I slowly exhaled. “I guess. Sort of. I mean, somebody had to get the world started. Nothing can come from nowhere.”
“Okay, I’ll go for that,” Is allowed. “But what do we do about Jesus? God is pretty simple to explain; it’s Jesus who creates the problem for us.”
The fire shifted, glowed, snapped briefly; we thought about that. Gradually there were two campfires, then three. I touched the ground to steady myself. “Listen, I should go,” I said.
“Sure,” Is said absently, and didn’t look up.

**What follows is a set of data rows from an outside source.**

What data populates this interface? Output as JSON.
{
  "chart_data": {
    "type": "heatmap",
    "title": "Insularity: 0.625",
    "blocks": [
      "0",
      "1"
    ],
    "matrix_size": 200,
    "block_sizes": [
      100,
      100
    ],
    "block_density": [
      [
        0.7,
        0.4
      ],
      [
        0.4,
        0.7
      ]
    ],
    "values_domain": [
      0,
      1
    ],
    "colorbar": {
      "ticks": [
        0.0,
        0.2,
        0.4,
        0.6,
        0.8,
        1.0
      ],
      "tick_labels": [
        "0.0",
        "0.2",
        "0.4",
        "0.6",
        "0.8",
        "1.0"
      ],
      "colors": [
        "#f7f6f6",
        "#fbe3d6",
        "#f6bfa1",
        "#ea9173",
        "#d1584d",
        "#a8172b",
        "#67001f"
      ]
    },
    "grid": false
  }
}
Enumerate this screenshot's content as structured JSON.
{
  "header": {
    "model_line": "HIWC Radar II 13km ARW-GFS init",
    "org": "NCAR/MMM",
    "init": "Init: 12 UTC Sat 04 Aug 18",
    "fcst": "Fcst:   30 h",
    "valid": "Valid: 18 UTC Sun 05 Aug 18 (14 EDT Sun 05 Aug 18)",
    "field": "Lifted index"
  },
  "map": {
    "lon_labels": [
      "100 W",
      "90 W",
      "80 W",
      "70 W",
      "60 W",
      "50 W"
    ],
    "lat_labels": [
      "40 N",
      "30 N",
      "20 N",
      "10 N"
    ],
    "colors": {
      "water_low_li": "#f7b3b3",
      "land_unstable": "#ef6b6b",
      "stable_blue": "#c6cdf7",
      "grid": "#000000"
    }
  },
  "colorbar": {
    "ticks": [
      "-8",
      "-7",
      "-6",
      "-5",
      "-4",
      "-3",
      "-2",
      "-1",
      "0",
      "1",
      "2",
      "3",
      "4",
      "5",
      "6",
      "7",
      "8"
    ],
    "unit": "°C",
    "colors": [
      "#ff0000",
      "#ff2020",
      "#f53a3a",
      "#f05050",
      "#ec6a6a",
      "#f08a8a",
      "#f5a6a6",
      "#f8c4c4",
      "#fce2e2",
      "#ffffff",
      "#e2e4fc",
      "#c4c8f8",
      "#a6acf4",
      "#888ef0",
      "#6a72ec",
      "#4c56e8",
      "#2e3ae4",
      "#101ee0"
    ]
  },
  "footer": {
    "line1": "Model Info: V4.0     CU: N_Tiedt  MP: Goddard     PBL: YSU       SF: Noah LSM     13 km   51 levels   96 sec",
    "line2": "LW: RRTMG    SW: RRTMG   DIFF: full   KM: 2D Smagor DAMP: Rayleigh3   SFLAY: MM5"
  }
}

I headed across the dark yard, which suddenly rose in small hills, sank in deep valleys. My stomach churned, and I hung on to the prickly caragana hedge—and threw up. Afterward, I crossed to the milk house, where I splashed water on my face. I slumped there for a while on the cool concrete until I felt better, then passed through the swinging door into the barn. I had chores. I was certain that Dave had not fed the calves—that they were starving, possibly dead. I fumbled with a single lightbulb chain overhead. In the sudden light, black-and-white calves stood up sleepily and blinked at me. Milk bottles lay here and there, but I unlatched the gate and went into their pen to make sure; they didn’t rush me, which was a good sign. Dave had even put down fresh straw—way too much, but better than too little. I held a handful to my nose: it smelled like baked oats, like August. The
calves milled about now, and the pen tilted—threatened to spill all of us, so I latched the gate. I sat down among them. Sat on the clean straw and leaned against the battered wood and squinted my eyes at the fly-spotted little sun that swung slowly overhead. I heaved up and caught its chain, turned off the light. The calves soon quieted, and I closed my eyes—just for a second. I listened to sounds of the night barn: the purr of pigeons in the hayloft, the skitter of mice overhead, the whisper of stars as they swam through the dark ocean of the sky, the pale froth of the Milky Way.